Recent studies conducted by a number of entities, including the federal government, have argued that eating healthy is no more expensive than eating unhealthy.
Those studies, though, rely upon metrics like serving size and food weight. While the healthy foods might fill a plate at the same rate as an unhealthy alternative, they fail to provide the requisite energy to sustain the average member of the working poor. Simply put, a person would have to consume more of the healthy option to get his fill. This makes a healthy diet more expensive.
Insulated from the realities of what it's actually like to live poor, people like Nikki Haley make some key and dangerous assumptions. They assume, of course, that all people have the ability to store food in a convenient manner. Fruits and vegetables go bad at a much quicker rate than processed alternatives. Many of the working poor have access to a refrigerator and freezer, but many do not have unlimited access to these things that we take for granted. In addition, a person looking to live on a diet of healthy fruits and vegetables would have to make multiple trips to the grocery store per week. What does that mean for people without vehicles or those working multiple jobs? How do we factor in the cost of gas and mileage for those who do have access to a car? Even those people who view food stamp recipients as mostly worthless would have to admit that an hour of a person's time has some value (at a minimum of $7.25/hour, I would hope).
This, like many of the right-wing ideas aimed at the poor, is reflective of an uninformed view. But there's there something more insidious at work here. I give all people the benefit of the doubt until they have proved themselves unworthy of that benefit. Haley has, in the past, suggested her desire for draconian drug testing of those worthless people living on the government dole. With that in mind, I see no reason to view her latest proposal as one designed to help the healthy of those sympathetic poor characters.
No. She has a history of demonizing those individuals for political gain. And this is just another chapter in that popular book. If you read Haley's words, you see her point to four foods - candy, chocolate, sodas, and chips. If you think back to your childhood, you'll remember those things not as staples of your diet. Rather, they were your treats. I personally liked gummi bears and Snickers. In some cases, I'd put my gummi worms in my Sprite. Chips were designed to be fun, and who among us didn't make the duck face with two symmetrical Pringles chips?

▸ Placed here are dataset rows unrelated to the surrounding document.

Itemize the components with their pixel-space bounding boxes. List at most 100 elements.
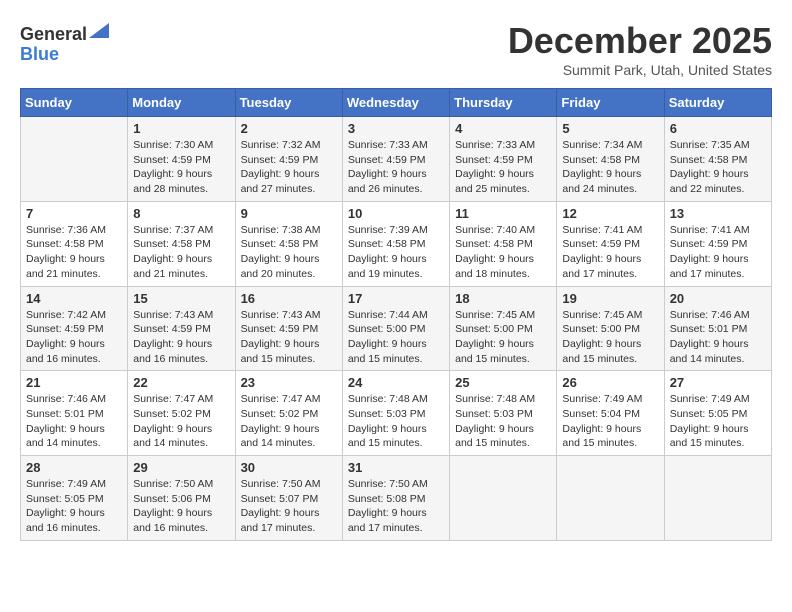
day-info: Sunrise: 7:47 AMSunset: 5:02 PMDaylight:…: [133, 392, 229, 451]
day-info: Sunrise: 7:46 AMSunset: 5:01 PMDaylight:…: [26, 392, 122, 451]
day-number: 19: [562, 291, 658, 306]
calendar-cell: [450, 456, 557, 541]
day-info: Sunrise: 7:33 AMSunset: 4:59 PMDaylight:…: [455, 138, 551, 197]
weekday-header-wednesday: Wednesday: [342, 89, 449, 117]
day-number: 22: [133, 375, 229, 390]
day-info: Sunrise: 7:34 AMSunset: 4:58 PMDaylight:…: [562, 138, 658, 197]
day-number: 4: [455, 121, 551, 136]
calendar-cell: 27 Sunrise: 7:49 AMSunset: 5:05 PMDayligh…: [664, 371, 771, 456]
calendar-cell: 22 Sunrise: 7:47 AMSunset: 5:02 PMDayligh…: [128, 371, 235, 456]
calendar-cell: 1Sunrise: 7:30 AMSunset: 4:59 PMDaylight…: [128, 117, 235, 202]
day-info: Sunrise: 7:41 AMSunset: 4:59 PMDaylight:…: [562, 223, 658, 282]
calendar-cell: 7 Sunrise: 7:36 AMSunset: 4:58 PMDaylight…: [21, 201, 128, 286]
day-info: Sunrise: 7:36 AMSunset: 4:58 PMDaylight:…: [26, 223, 122, 282]
location: Summit Park, Utah, United States: [508, 62, 772, 78]
calendar-cell: 14Sunrise: 7:42 AMSunset: 4:59 PMDayligh…: [21, 286, 128, 371]
calendar-cell: 21Sunrise: 7:46 AMSunset: 5:01 PMDayligh…: [21, 371, 128, 456]
day-info: Sunrise: 7:44 AMSunset: 5:00 PMDaylight:…: [348, 308, 444, 367]
calendar-cell: 15Sunrise: 7:43 AMSunset: 4:59 PMDayligh…: [128, 286, 235, 371]
day-info: Sunrise: 7:50 AMSunset: 5:07 PMDaylight:…: [241, 477, 337, 536]
calendar-cell: 3 Sunrise: 7:33 AMSunset: 4:59 PMDaylight…: [342, 117, 449, 202]
day-number: 29: [133, 460, 229, 475]
day-info: Sunrise: 7:38 AMSunset: 4:58 PMDaylight:…: [241, 223, 337, 282]
day-number: 9: [241, 206, 337, 221]
calendar-cell: 16 Sunrise: 7:43 AMSunset: 4:59 PMDayligh…: [235, 286, 342, 371]
day-info: Sunrise: 7:32 AMSunset: 4:59 PMDaylight:…: [241, 138, 337, 197]
day-info: Sunrise: 7:49 AMSunset: 5:05 PMDaylight:…: [670, 392, 766, 451]
day-number: 10: [348, 206, 444, 221]
day-number: 27: [670, 375, 766, 390]
weekday-header-monday: Monday: [128, 89, 235, 117]
day-info: Sunrise: 7:40 AMSunset: 4:58 PMDaylight:…: [455, 223, 551, 282]
calendar-cell: 19 Sunrise: 7:45 AMSunset: 5:00 PMDayligh…: [557, 286, 664, 371]
day-info: Sunrise: 7:48 AMSunset: 5:03 PMDaylight:…: [348, 392, 444, 451]
day-info: Sunrise: 7:46 AMSunset: 5:01 PMDaylight:…: [670, 308, 766, 367]
day-number: 16: [241, 291, 337, 306]
day-number: 23: [241, 375, 337, 390]
calendar-week-row: 14Sunrise: 7:42 AMSunset: 4:59 PMDayligh…: [21, 286, 772, 371]
day-info: Sunrise: 7:49 AMSunset: 5:05 PMDaylight:…: [26, 477, 122, 536]
day-number: 20: [670, 291, 766, 306]
weekday-header-sunday: Sunday: [21, 89, 128, 117]
calendar-cell: 5 Sunrise: 7:34 AMSunset: 4:58 PMDaylight…: [557, 117, 664, 202]
calendar-cell: 6Sunrise: 7:35 AMSunset: 4:58 PMDaylight…: [664, 117, 771, 202]
calendar-cell: 31 Sunrise: 7:50 AMSunset: 5:08 PMDayligh…: [342, 456, 449, 541]
day-info: Sunrise: 7:48 AMSunset: 5:03 PMDaylight:…: [455, 392, 551, 451]
logo-blue: Blue: [20, 44, 59, 64]
logo-text: General Blue: [20, 20, 109, 65]
calendar-week-row: 21Sunrise: 7:46 AMSunset: 5:01 PMDayligh…: [21, 371, 772, 456]
day-info: Sunrise: 7:41 AMSunset: 4:59 PMDaylight:…: [670, 223, 766, 282]
calendar-week-row: 1Sunrise: 7:30 AMSunset: 4:59 PMDaylight…: [21, 117, 772, 202]
day-number: 25: [455, 375, 551, 390]
weekday-header-row: SundayMondayTuesdayWednesdayThursdayFrid…: [21, 89, 772, 117]
day-info: Sunrise: 7:33 AMSunset: 4:59 PMDaylight:…: [348, 138, 444, 197]
logo-general: General: [20, 24, 87, 44]
calendar-cell: 29Sunrise: 7:50 AMSunset: 5:06 PMDayligh…: [128, 456, 235, 541]
calendar-cell: 13Sunrise: 7:41 AMSunset: 4:59 PMDayligh…: [664, 201, 771, 286]
calendar-table: SundayMondayTuesdayWednesdayThursdayFrid…: [20, 88, 772, 541]
day-number: 26: [562, 375, 658, 390]
calendar-cell: 18 Sunrise: 7:45 AMSunset: 5:00 PMDayligh…: [450, 286, 557, 371]
calendar-cell: 2Sunrise: 7:32 AMSunset: 4:59 PMDaylight…: [235, 117, 342, 202]
calendar-cell: 11 Sunrise: 7:40 AMSunset: 4:58 PMDayligh…: [450, 201, 557, 286]
day-number: 5: [562, 121, 658, 136]
month-title: December 2025: [508, 20, 772, 62]
calendar-cell: 26Sunrise: 7:49 AMSunset: 5:04 PMDayligh…: [557, 371, 664, 456]
day-number: 1: [133, 121, 229, 136]
day-info: Sunrise: 7:43 AMSunset: 4:59 PMDaylight:…: [133, 308, 229, 367]
calendar-cell: [664, 456, 771, 541]
calendar-week-row: 7 Sunrise: 7:36 AMSunset: 4:58 PMDaylight…: [21, 201, 772, 286]
day-info: Sunrise: 7:43 AMSunset: 4:59 PMDaylight:…: [241, 308, 337, 367]
day-number: 30: [241, 460, 337, 475]
day-number: 18: [455, 291, 551, 306]
calendar-cell: 8Sunrise: 7:37 AMSunset: 4:58 PMDaylight…: [128, 201, 235, 286]
calendar-cell: 30 Sunrise: 7:50 AMSunset: 5:07 PMDayligh…: [235, 456, 342, 541]
day-number: 12: [562, 206, 658, 221]
calendar-cell: [557, 456, 664, 541]
day-number: 31: [348, 460, 444, 475]
day-info: Sunrise: 7:47 AMSunset: 5:02 PMDaylight:…: [241, 392, 337, 451]
calendar-cell: 4 Sunrise: 7:33 AMSunset: 4:59 PMDaylight…: [450, 117, 557, 202]
logo-icon: [89, 18, 109, 38]
day-number: 6: [670, 121, 766, 136]
day-number: 3: [348, 121, 444, 136]
day-info: Sunrise: 7:37 AMSunset: 4:58 PMDaylight:…: [133, 223, 229, 282]
weekday-header-tuesday: Tuesday: [235, 89, 342, 117]
day-info: Sunrise: 7:45 AMSunset: 5:00 PMDaylight:…: [455, 308, 551, 367]
logo: General Blue: [20, 20, 109, 65]
page-header: General Blue December 2025 Summit Park, …: [20, 20, 772, 78]
calendar-cell: 20 Sunrise: 7:46 AMSunset: 5:01 PMDayligh…: [664, 286, 771, 371]
calendar-cell: 28Sunrise: 7:49 AMSunset: 5:05 PMDayligh…: [21, 456, 128, 541]
day-info: Sunrise: 7:39 AMSunset: 4:58 PMDaylight:…: [348, 223, 444, 282]
weekday-header-thursday: Thursday: [450, 89, 557, 117]
title-block: December 2025 Summit Park, Utah, United …: [508, 20, 772, 78]
calendar-cell: 9 Sunrise: 7:38 AMSunset: 4:58 PMDaylight…: [235, 201, 342, 286]
calendar-cell: 24Sunrise: 7:48 AMSunset: 5:03 PMDayligh…: [342, 371, 449, 456]
day-info: Sunrise: 7:45 AMSunset: 5:00 PMDaylight:…: [562, 308, 658, 367]
day-number: 7: [26, 206, 122, 221]
day-info: Sunrise: 7:50 AMSunset: 5:08 PMDaylight:…: [348, 477, 444, 536]
day-number: 11: [455, 206, 551, 221]
calendar-cell: 17Sunrise: 7:44 AMSunset: 5:00 PMDayligh…: [342, 286, 449, 371]
calendar-cell: 10 Sunrise: 7:39 AMSunset: 4:58 PMDayligh…: [342, 201, 449, 286]
calendar-cell: [21, 117, 128, 202]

The truth is that most people - poor or otherwise - fill out their daily calorie allotment with a combination of good foods and bad ones. Eating, at least in the American South, is as much a social exercise as it is a nutritional one. What Haley's doing is seeking to limit the ability of those loath-able poor women to buy Reese's for their kids on the hard-earned dollars of true American taxpayers.
And the reason I know this is quite easy to understand. I've yet to see an accompanying article discussing the governor's desire to add millions of dollars in funding to the state's food stamp program. Because eating healthy is expensive and it's hard. I'm quite certain that a host of food stamp recipients would love to have the benefit of a Whole Foods shopping list. They'd love to dice salads with walnuts and starfruit. But they opt for cheap foods because they're struggling to get by. And because they can't risk having their weekly allotment of food go bad sitting out on the counter. Because that result would mean hungry, crying children.
Nikki Haley is saying, "Hey, you poor people. Stop being so fat and buying your kids candy with our money." She's doing it because she knows it's good politics in a place like South Carolina, where racial animus powers much of the public hatred of the poor.
Her intellectual bankruptcy leaves her unable to see the many angles of complicated policy proposals like the one she's put forth. Her moral bankruptcy leaves her bereft of empathy for those individuals whose lives are so difficult that we absolutely need to deprive them of life's cheap treats like a bag of mother f-ing Skittles.